I think that the “Me Too” movement and the discussions we’re having about gender identity have helped renew the importance and necessity of having such a festival. Our students are deeply engaged in advocacy work which warms my heart and gives me hope for the future. The Black Lives Matter movement has also helped us shape the Florence Price Symposium program. With more awareness, performers and scholars are now including more works by composers of African descent in their repertoire and research. There is still work to be done in many areas: the need for more diversity in large ensemble repertoire (getting better), more women needed in leadership roles (conductors, administrators), and more visibility in K-12 classrooms (also getting better).
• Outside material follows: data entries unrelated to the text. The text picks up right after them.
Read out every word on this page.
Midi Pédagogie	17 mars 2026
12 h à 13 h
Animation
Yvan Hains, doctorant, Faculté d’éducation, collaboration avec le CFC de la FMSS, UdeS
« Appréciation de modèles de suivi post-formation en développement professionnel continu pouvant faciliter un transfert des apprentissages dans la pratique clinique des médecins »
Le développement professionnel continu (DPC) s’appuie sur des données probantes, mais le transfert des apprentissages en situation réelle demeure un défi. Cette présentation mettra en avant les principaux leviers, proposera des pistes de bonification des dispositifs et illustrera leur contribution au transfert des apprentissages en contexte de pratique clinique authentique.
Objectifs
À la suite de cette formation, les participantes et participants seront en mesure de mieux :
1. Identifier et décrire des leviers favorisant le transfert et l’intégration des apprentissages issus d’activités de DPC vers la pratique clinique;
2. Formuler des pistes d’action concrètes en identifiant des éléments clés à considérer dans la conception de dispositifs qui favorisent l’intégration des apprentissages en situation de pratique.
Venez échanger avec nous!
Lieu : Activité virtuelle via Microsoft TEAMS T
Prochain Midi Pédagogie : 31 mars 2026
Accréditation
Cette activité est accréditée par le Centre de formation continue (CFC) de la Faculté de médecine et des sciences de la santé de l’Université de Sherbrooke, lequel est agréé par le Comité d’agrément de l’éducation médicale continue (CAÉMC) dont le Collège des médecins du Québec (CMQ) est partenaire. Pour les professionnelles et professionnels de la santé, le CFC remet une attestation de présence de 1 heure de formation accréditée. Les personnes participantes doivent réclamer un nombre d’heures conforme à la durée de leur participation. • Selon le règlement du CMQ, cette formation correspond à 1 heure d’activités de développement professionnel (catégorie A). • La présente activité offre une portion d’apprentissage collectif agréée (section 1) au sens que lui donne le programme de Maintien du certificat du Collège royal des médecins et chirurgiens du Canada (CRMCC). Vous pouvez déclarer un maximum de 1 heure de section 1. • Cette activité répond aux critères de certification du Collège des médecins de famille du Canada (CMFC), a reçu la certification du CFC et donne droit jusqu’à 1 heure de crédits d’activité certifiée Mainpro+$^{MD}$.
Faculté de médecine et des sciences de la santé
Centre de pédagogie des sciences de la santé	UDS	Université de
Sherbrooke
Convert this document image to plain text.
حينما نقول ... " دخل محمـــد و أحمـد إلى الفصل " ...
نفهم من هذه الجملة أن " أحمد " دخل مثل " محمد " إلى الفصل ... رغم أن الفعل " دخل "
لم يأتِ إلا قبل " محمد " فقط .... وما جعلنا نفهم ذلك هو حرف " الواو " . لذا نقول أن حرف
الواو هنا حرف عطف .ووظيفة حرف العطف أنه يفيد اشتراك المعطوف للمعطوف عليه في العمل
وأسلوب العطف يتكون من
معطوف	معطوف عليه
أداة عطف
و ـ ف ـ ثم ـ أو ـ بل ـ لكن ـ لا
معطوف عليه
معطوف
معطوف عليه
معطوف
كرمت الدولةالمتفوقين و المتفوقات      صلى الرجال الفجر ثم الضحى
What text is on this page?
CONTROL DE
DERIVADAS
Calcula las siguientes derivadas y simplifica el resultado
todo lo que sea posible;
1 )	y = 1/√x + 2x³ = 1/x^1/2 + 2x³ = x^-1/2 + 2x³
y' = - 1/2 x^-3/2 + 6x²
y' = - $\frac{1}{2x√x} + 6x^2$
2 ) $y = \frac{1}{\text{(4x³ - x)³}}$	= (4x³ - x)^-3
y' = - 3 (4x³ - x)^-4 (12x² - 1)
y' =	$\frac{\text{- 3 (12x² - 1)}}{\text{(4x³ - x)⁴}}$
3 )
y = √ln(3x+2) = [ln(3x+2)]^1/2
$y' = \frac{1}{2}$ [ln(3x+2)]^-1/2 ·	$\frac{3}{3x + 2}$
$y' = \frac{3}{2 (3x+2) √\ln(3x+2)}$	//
A composer friend of mine said that the reason she started writing music so late in life was because she had never heard of women composers until she was an adult. I believe that this would not happen today for female students but it still is a reality for BIPOC students who often don’t see themselves in the music curriculum. Publishers have an important role to play in that they curate educational materials for teachers. People can find almost everything online as well, but that takes time; hence the importance of publishers taking this responsibility seriously.
You’ve always had student involvement in planning and executing the festivals. Have any of these students gone on to champion “women in music” at their own schools or in their communities, as you predicted?
Yes! My 2011 assistant director Eunmi Ko and composer Ania Vu (another Eastman alumna) just put together a virtual festival called: The Music She Writes: A Celebration of Asian Female Composers which will be presented in April as an extension of the 2022 Women in Music Festival. Tiffany Ng, my 2008 assistant (now teaching carillon at the University of Michigan), has been an energetic advocate of diversity in contemporary music, and she has premiered or revived over sixty pieces by emerging and established composers. Lourdes Cossich (2014 assistant) is giving lectures and webinars on “Creating Culturally Sustaining Music Classrooms.” Locally, harpsichordist Bonnie Choi (a former WMF performer!) has coordinated a Women in Music Festival at Nazareth College this year. These are just a few examples.
Is the 2022 edition just an Eastman centennial event, or might it continue?
At first, it was planned as a special Centennial event, but there might be a way for our SAI chapter to “own” the festival and take it on as part of their responsibilities. We’ll need to see what it would entail … after the festival!